CROOKED HOUSE
She seemed like a fragile flower, petrified as though she had inhaled the dust of late-summer’s drought, the summer my mother came home. By then our two-flat felt like a crooked house, three generations listing, top-heavy with age and infirmity. At the window she dozed and tilted in her chair, wheels locked. I learned to slide out the front door unnoticed, happily avoiding her impossible gaze. Vigilant on my tricycle with the big front wheel, I traveled the neighborhood. My uniform, a babushka and a too-big leather bomber jacket, I patrolled Francisco Avenue to Devon and back up. I scoured backyards, houses, alleys and gangways inspecting people.
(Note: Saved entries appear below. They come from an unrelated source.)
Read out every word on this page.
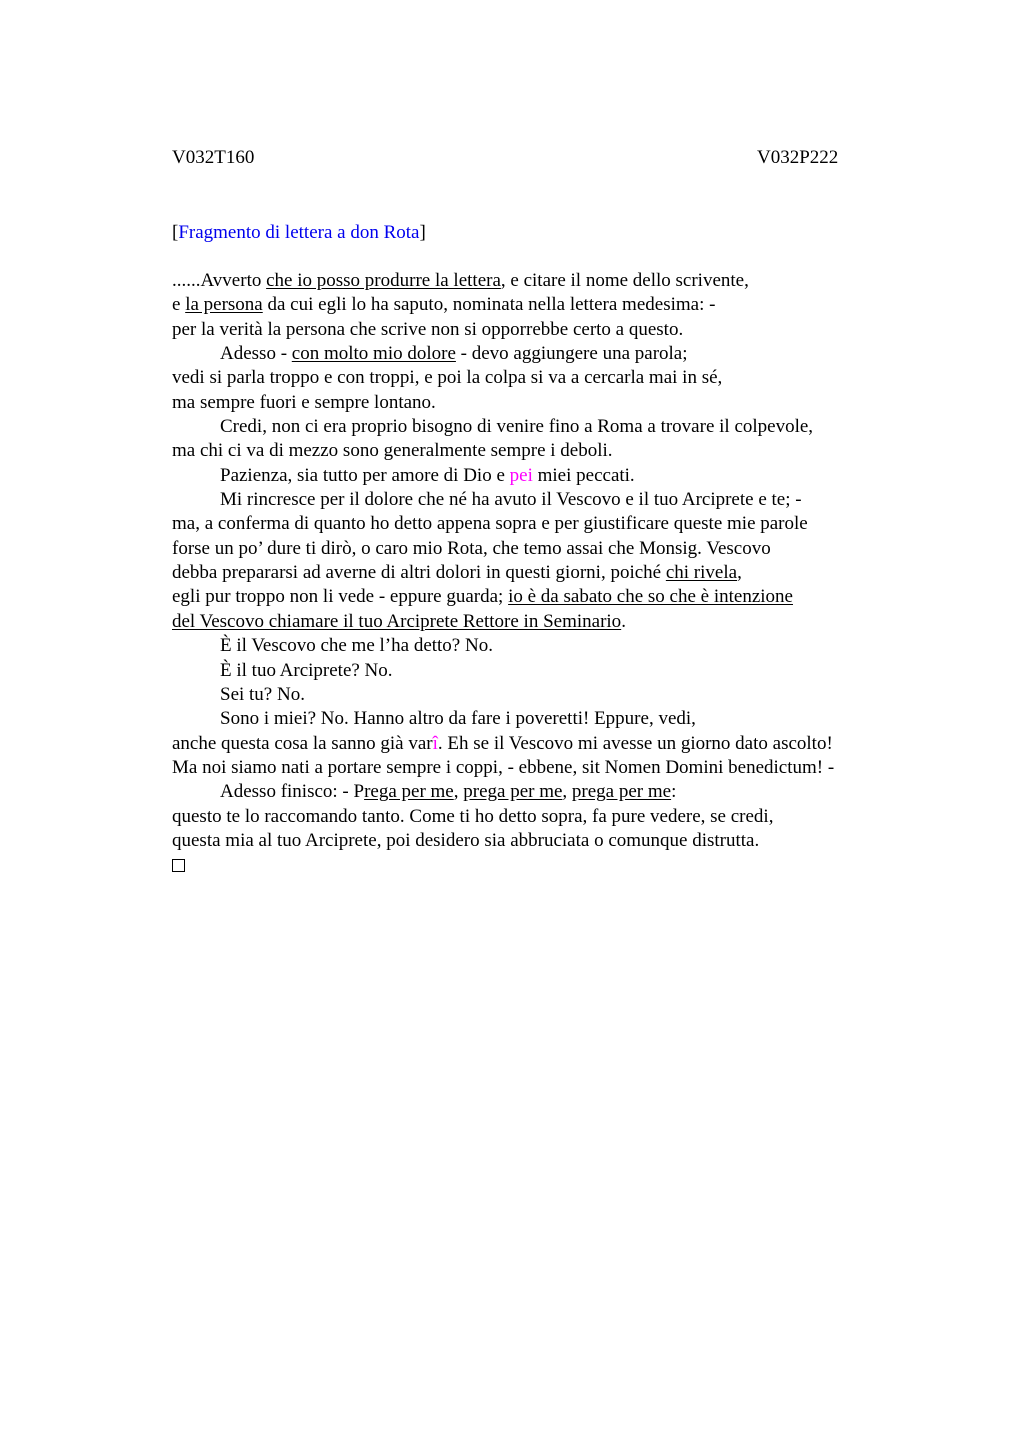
V032T160	V032P222
[Fragmento di lettera a don Rota]
......Avverto che io posso produrre la lettera, e citare il nome dello scrivente,
e la persona da cui egli lo ha saputo, nominata nella lettera medesima: -
per la verità la persona che scrive non si opporrebbe certo a questo.
Adesso - con molto mio dolore - devo aggiungere una parola;
vedi si parla troppo e con troppi, e poi la colpa si va a cercarla mai in sé,
ma sempre fuori e sempre lontano.
Credi, non ci era proprio bisogno di venire fino a Roma a trovare il colpevole,
ma chi ci va di mezzo sono generalmente sempre i deboli.
Pazienza, sia tutto per amore di Dio e pei miei peccati.
Mi rincresce per il dolore che né ha avuto il Vescovo e il tuo Arciprete e te; -
ma, a conferma di quanto ho detto appena sopra e per giustificare queste mie parole
forse un po’ dure ti dirò, o caro mio Rota, che temo assai che Monsig. Vescovo
debba prepararsi ad averne di altri dolori in questi giorni, poiché chi rivela,
egli pur troppo non li vede - eppure guarda; io è da sabato che so che è intenzione
del Vescovo chiamare il tuo Arciprete Rettore in Seminario.
È il Vescovo che me l’ha detto? No.
È il tuo Arciprete? No.
Sei tu? No.
Sono i miei? No. Hanno altro da fare i poveretti! Eppure, vedi,
anche questa cosa la sanno già varî. Eh se il Vescovo mi avesse un giorno dato ascolto!
Ma noi siamo nati a portare sempre i coppi, - ebbene, sit Nomen Domini benedictum! -
Adesso finisco: - Prega per me, prega per me, prega per me:
questo te lo raccomando tanto. Come ti ho detto sopra, fa pure vedere, se credi,
questa mia al tuo Arciprete, poi desidero sia abbruciata o comunque distrutta.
Years later someone asked me, “What is the silence of loss?” I said, “I am still the passerby, head down, studying the cracked pavement, wondering if it will withstand the guttural din of the delivery trucks, smashing their way down this narrow alleyway.
(This is a retake of a story that, for me, is travelling a road, with no end in sight.)
asheville artists, family, family history, poetry, prose poetry, wnc poetry, women arts
Holly Iglesias
I recognize this, Jean, and am heartened to know that you are staying with that endless road. Clearly it has endless resonance and continuing revelations.
I also appreciaed the description in the other piece about your godfather and the way you used the idea of “twain,” the bulwark between generations.
Tina Barr
This is quite remarkable in terms of the power of the atmosphere created here, in such a short space. Poignant, evocative, never sentimental, ….that bomber jacket….you create a “character” or “self”—–so well.
Zoe Nicholie
Those first two sentences say SO much. Exquisite pain, yet so resilient it gives me hope. And I love the image of the babushka and bomber jacket!!